Dann tauchen sie auf, die Boten der Götter und des Lebens, und beginnen dich zu begrüssen, zu empfangen, zu küssen, reiben ihre süssen, kleinen Körper streichelnd über dein Gesicht, knabbern an deinen Ohrläppchen, trinken deine Tränen des Glücks, ihre winzigen Krallen kratzen dir wahre Risse ins Herz, und der immer kräftiger aufklingende Welpengesang bricht es schliesslich auf wie einen saftigen Apfel. Du kannst nicht mehr aufhören mit Baden und Trinken, das Leben schwemmt wie ein über die Ufer tretender Fluss in dich, und du bist ob all deinem Entzücken in fast schierer Verzweiflung bemüht, ihm einigermassen das Bett zu halten.
Deshalb muss hier auch warnend auf den grossen Suchtdruck hingewiesen werden, den solche Welpenbäder auf den Menschen ausüben können.
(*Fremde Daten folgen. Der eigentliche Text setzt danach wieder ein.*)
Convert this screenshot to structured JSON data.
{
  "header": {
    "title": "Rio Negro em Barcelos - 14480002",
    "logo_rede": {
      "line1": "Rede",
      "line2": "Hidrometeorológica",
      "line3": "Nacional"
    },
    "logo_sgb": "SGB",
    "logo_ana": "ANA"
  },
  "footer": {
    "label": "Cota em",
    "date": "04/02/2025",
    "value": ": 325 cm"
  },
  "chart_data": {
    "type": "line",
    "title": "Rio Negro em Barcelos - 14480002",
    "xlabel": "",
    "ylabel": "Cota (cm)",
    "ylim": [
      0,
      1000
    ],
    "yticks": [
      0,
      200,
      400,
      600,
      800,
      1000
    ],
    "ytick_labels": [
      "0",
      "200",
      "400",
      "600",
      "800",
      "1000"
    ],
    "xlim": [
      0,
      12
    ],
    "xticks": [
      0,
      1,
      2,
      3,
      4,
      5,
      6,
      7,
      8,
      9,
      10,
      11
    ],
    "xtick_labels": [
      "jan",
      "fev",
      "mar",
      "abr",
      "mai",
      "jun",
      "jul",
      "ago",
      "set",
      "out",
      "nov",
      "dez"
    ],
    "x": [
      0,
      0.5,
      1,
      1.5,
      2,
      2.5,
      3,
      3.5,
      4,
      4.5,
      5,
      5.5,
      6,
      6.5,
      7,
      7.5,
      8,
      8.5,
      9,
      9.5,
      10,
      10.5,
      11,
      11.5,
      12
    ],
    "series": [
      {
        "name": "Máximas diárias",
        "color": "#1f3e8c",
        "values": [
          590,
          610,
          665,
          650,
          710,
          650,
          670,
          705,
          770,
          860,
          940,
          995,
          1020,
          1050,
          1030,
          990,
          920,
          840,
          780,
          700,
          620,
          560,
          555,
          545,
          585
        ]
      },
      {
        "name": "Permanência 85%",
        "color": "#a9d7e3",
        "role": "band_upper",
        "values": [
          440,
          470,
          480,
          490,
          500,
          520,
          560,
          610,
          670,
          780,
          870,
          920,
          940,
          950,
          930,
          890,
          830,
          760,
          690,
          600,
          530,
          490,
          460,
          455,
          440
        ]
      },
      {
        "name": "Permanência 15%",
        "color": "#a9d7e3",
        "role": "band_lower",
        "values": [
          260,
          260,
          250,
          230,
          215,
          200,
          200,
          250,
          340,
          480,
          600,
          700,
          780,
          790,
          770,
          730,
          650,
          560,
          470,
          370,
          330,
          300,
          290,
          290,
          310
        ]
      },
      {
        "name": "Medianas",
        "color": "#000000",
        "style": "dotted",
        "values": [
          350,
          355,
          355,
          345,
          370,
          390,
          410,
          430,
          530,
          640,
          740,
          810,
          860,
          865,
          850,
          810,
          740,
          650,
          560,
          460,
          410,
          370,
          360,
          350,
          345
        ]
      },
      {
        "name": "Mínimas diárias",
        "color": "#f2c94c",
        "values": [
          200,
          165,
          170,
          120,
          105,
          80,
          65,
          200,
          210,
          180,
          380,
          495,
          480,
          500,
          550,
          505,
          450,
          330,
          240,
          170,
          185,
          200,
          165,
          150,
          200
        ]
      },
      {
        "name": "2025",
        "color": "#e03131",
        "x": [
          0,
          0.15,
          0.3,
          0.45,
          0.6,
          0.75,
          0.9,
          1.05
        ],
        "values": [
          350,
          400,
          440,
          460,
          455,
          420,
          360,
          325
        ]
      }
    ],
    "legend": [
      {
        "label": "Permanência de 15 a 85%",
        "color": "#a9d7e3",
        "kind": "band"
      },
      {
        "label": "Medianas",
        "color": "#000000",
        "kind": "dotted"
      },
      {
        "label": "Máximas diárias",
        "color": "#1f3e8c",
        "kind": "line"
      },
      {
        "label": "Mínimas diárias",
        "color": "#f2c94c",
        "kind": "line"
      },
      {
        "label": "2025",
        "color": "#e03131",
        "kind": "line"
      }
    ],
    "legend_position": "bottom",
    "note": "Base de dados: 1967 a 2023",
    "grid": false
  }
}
Das kommt daher, dass es ein gewisses Mass an gewachsenem Bewusstsein erfordert, um diese nackte Naturgewalt von Leben, die einem mit voller Wucht entgegenprallt, auch nur einigermassen auszuhalten. Falls nun bei einem Menschen wegen grob unerledigten Geschichten und Geschäften zuwenig Bewusstseinsstärke vorhanden ist, dann können diese heraussprudelnden Emotionen der Lebendigkeit und Liebe nicht wirklich erlebt werden; eine heftige Sehnsucht entsteht, die sich sirenenhaft wiederholend zu einer starken Sucht ausfressen kann.
Zuletzt sei noch darauf hingewiesen, dass die unglaublich verjüngende Wirkung der Welpenbäder, die einem wahren Jungbrunnen in nichts nachsteht, nach einer gewissen Zeit verfällt. Gerade weil sie dermassen beglückend sind, kann es aber durchaus sein, dass man den rechten Zeitpunkt aufzuhören, verpasst, und dann - von den mit kräftigen Zähnen und Krallen bewaffneten Junghunden regelrecht traktiert - sehr alt aussieht.